This blog is to deepen our relationship to one another as a community after spending four-weeks in the Roadmap course together.
In the comment boxes below please reflect on the following questions:
WHAT AM I MOST PASSIONATE ABOUT?
WHERE DOES MY PASSION LIVE ON THE ROADMAP?
Go to the next reflection question
At this point in my life, I am most passionate about cultivating an intentional, loving, unhurried person & home life while being deeply engaged in working for climate and environmental protection. It is important to me that my home life reflects the vision that motivates my work. To me, this means that clothes hang on the line, that monthly electricity consumption averages less than 150 kWh/mo, natural gas use is low (quantitative goal tbd), consumer items are few, food is primarily organic and local, garden is growing. It also means that I walk or bike to work; find time to meditate; and work in a focused, efficient manner (as opposed to a frenzied, multi-tasking, blur). These passions straddle the interface between climate-environment-vibrant & needs-based economies-person-power portions of the Road Map.
Personally, I’m passionate about responding to life through authentic choices.

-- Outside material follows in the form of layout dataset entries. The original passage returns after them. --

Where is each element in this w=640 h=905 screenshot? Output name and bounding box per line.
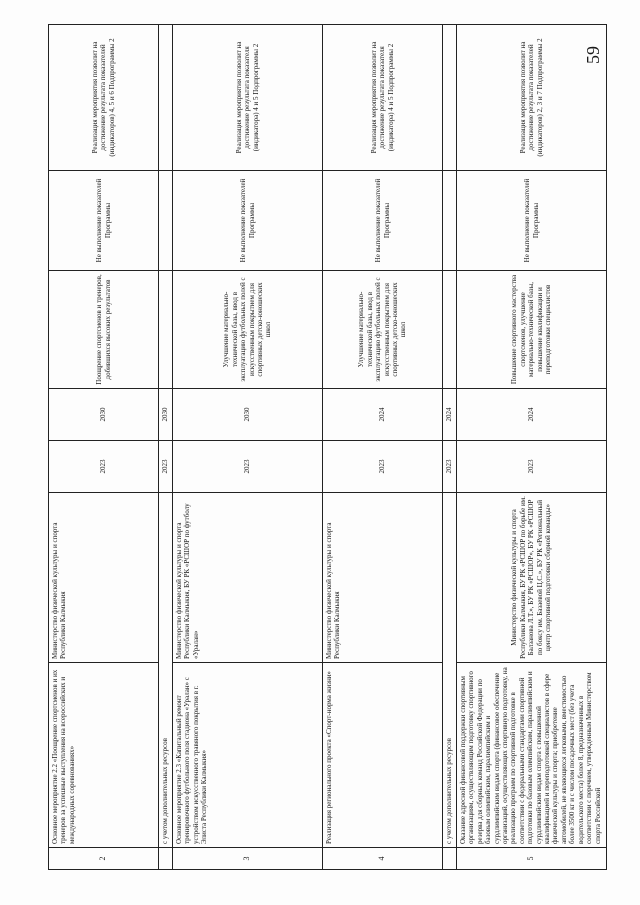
additional-resources-label: с учетом дополнительных ресурсов — [443, 493, 457, 848]
result-cell: Улучшение материально-технической базы, ввод в эксплуатацию футбольных полей с искусственным покрытием для спортивных детско-юношеских школ — [323, 271, 443, 389]
additional-resources-label: с учетом дополнительных ресурсов — [159, 493, 173, 848]
event-cell: Реализация регионального проекта «Спорт-норма жизни» — [323, 663, 443, 848]
start-year-cell: 2023 — [49, 441, 159, 493]
executor-cell: Министерство физической культуры и спорта Республики Калмыкия, БУ РК «РСШОР по борьбе им. Балзанова Л.Т.», БУ РК «РСШОР», БУ РК «РСШОР по боксу им. Базаевой Ц.С.», БУ РК «Региональный центр спортивной подготовки сборной команды» — [457, 493, 607, 663]
consequence-cell: Не выполнение показателей Программы — [49, 171, 159, 271]
table-row-additional-resources — [159, 25, 173, 870]
consequence-cell: Не выполнение показателей Программы — [173, 171, 323, 271]
start-year-cell: 2023 — [173, 441, 323, 493]
table-row — [173, 25, 323, 870]
link-cell: Реализация мероприятия позволит на достижение результата показателя (индикатора) 4 и 5 Подпрограммы 2 — [323, 25, 443, 171]
executor-cell: Министерство физической культуры и спорта Республики Калмыкия — [323, 493, 443, 663]
program-events-table — [48, 24, 607, 870]
rotated-table-container — [48, 25, 602, 870]
table-row — [457, 25, 607, 870]
start-year-cell: 2023 — [159, 441, 173, 493]
row-number: 3 — [173, 848, 323, 870]
consequence-cell: Не выполнение показателей Программы — [457, 171, 607, 271]
start-year-cell: 2023 — [457, 441, 607, 493]
table-row — [323, 25, 443, 870]
executor-cell: Министерство физической культуры и спорта Республики Калмыкия, БУ РК «РСШОР по футболу «Уралан» — [173, 493, 323, 663]
consequence-cell: Не выполнение показателей Программы — [323, 171, 443, 271]
end-year-cell: 2024 — [443, 389, 457, 441]
link-cell: Реализация мероприятия позволит на достижение результата показателей (индикаторов) 4, 5 и 6 Подпрограммы 2 — [49, 25, 159, 171]
end-year-cell: 2024 — [457, 389, 607, 441]
result-cell: Поощрение спортсменов и тренеров, добившихся высоких результатов — [49, 271, 159, 389]
event-cell: Основное мероприятие 2.3 «Капитальный ремонт тренировочного футбольного поля стадиона «Уралан» с устройством искусственного травяного покрытия в г. Элиста Республики Калмыкия» — [173, 663, 323, 848]
event-cell: Основное мероприятие 2.2 «Поощрение спортсменов и их тренеров за успешные выступления на всероссийских и международных соревнованиях» — [49, 663, 159, 848]
end-year-cell: 2024 — [323, 389, 443, 441]
executor-cell: Министерство физической культуры и спорта Республики Калмыкия — [49, 493, 159, 663]
row-number: 2 — [49, 848, 159, 870]
page-number: 59 — [583, 46, 603, 64]
table-row — [49, 25, 159, 870]
event-cell: Оказание адресной финансовой поддержки спортивным организациям, осуществляющим подготовку спортивного резерва для сборных команд Российской Федерации по базовым олимпийским, паралимпийским и сурдлимпийским видам спорта (финансовое обеспечение организаций, осуществляющих спортивную подготовку, на реализацию программ по спортивной подготовке в соответствии с федеральными стандартами спортивной подготовки по базовым олимпийским, паралимпийским и сурдлимпийским видам спорта с повышенной квалификацией и переподготовкой специалистов в сфере физической культуры и спорта; приобретение автомобилей, не являющихся легковыми, вместимостью более 3500 кг и с числом посадочных мест (без учета водительского места) более 8, предназначенных в соответствии с перечнем, утвержденным Министерством спорта Российской — [457, 663, 607, 848]
result-cell: Повышение спортивного мастерства спортсменов, улучшение материально-технической базы, повышение квалификации и переподготовки специалистов — [457, 271, 607, 389]
result-cell: Улучшение материально-технической базы, ввод в эксплуатацию футбольных полей с искусственным покрытием для спортивных детско-юношеских школ — [173, 271, 323, 389]
start-year-cell: 2023 — [323, 441, 443, 493]
end-year-cell: 2030 — [159, 389, 173, 441]
link-cell: Реализация мероприятия позволит на достижение результата показателей (индикаторов) 2, 3 и 7 Подпрограммы 2 — [457, 25, 607, 171]
start-year-cell: 2023 — [443, 441, 457, 493]
link-cell: Реализация мероприятия позволит на достижение результата показателя (индикатора) 4 и 5 Подпрограммы 2 — [173, 25, 323, 171]
end-year-cell: 2030 — [173, 389, 323, 441]
row-number: 5 — [457, 848, 607, 870]
row-number: 4 — [323, 848, 443, 870]
end-year-cell: 2030 — [49, 389, 159, 441]
table-row-additional-resources — [443, 25, 457, 870]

In relation to the larger world, what continues to draw my interest is Restorative Circles, which falls in the Democracy/SocialJustice sector, which is somewhat surprising to me since it sounds so dry. From my first exposure, Restorative Circles seemed to me inherently revolutionary–one of those stealth approaches that those invested in the status quo would smash in a nanosecond if they understood its potential. I kept leaking tears as I listened and envisioned and grasped the depth of understanding of human hearts in this vision, the extent of commitment that would be involved to attend to its principles on the ground, and the magnitude of courage required to follow through to its full implications. At the time I judged my appreciation to be “aesthetic,” “esoteric,” and “elitist,” but Dominic Barter wisely told me people tend to find a place to put it into practice. I couldn’t stop describing the process to people I met, and sure enough someone asked whether a conflict that had come up in a local land trust community would be amenable to a Circle. And so I began. I’ve been moving slowly but something continues to push me from inside. More in the space in this website for reporting on how we are deepening our commitments. I should say also, I am no longer willing to work alone, not even tempted to try it. Happily, community support for the facilitators is an intrinsic part of the Restorative Circles process.